MCX’s upcoming smartphone-based payment solution is called CurrentC, and it has various features that differentiate it from Apple Pay. The most important ones affect the actual payment process (a credit card is not required for it to work, and it doesn’t need NFC technology) and data collection (CurrentC can collect data to let MCX members better track and target their customers with other programs and products).
But there’s one other reason preventing MCX retailers from embracing Apple Pay, and it has nothing to do with CurrentC’s features. All retailers have inked a contract to support CurrentC when joining MCX, and that document includes “steep fines” for supporting competing mobile payment products such as Apple’s Apple Pay, according to the Times.
It’s not clear what these steep fines may amount to, but this could explain why CVS and Rite Aid abruptly removed Apple Pay support from their stores a few days ago.
“When these contracts were signed several years ago, no one knew about Apple Pay, or what mobile wallets were going to look like,” Market Platform Dynamics CEO Karen Webster said. “It just didn’t have the same sort of consumer froth around it.”
Interestingly though, in a blog post that aimed to clear the air around CurrentC, the MCX group said that it does plan to support credit cards in the future, and that it won’t share transaction data if the customer opts out of it. MCX also said that CurrentC is the only mobile payment option for MCX members, adding that any member can leave the group without having to pay a fine. However, it’s not clear if a retailer supporting CurrentC and Apple Pay would have to still pay fines.

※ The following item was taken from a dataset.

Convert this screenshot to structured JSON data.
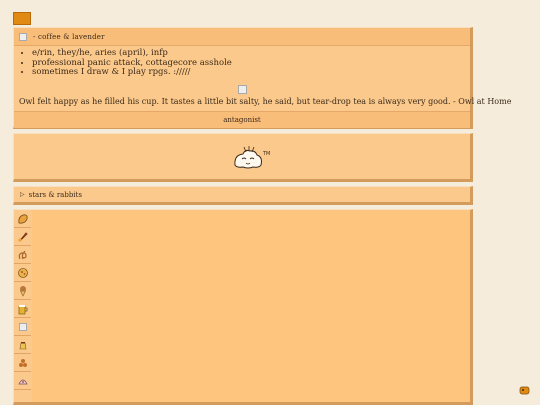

“MCX merchants make their own decisions about what solutions they want to bring to their customers; the choice is theirs,” the MCX group wrote. “When merchants choose to work with MCX, they choose to do so exclusively and we’re proud of the long list of merchants who have partnered with us. Importantly, if a merchant decides to stop working with MCX, there are no fines.”
Ironically, the MCX group also addressed security in the blog post, but on the same day a report emerged revealing that CurrentC has already been hacked.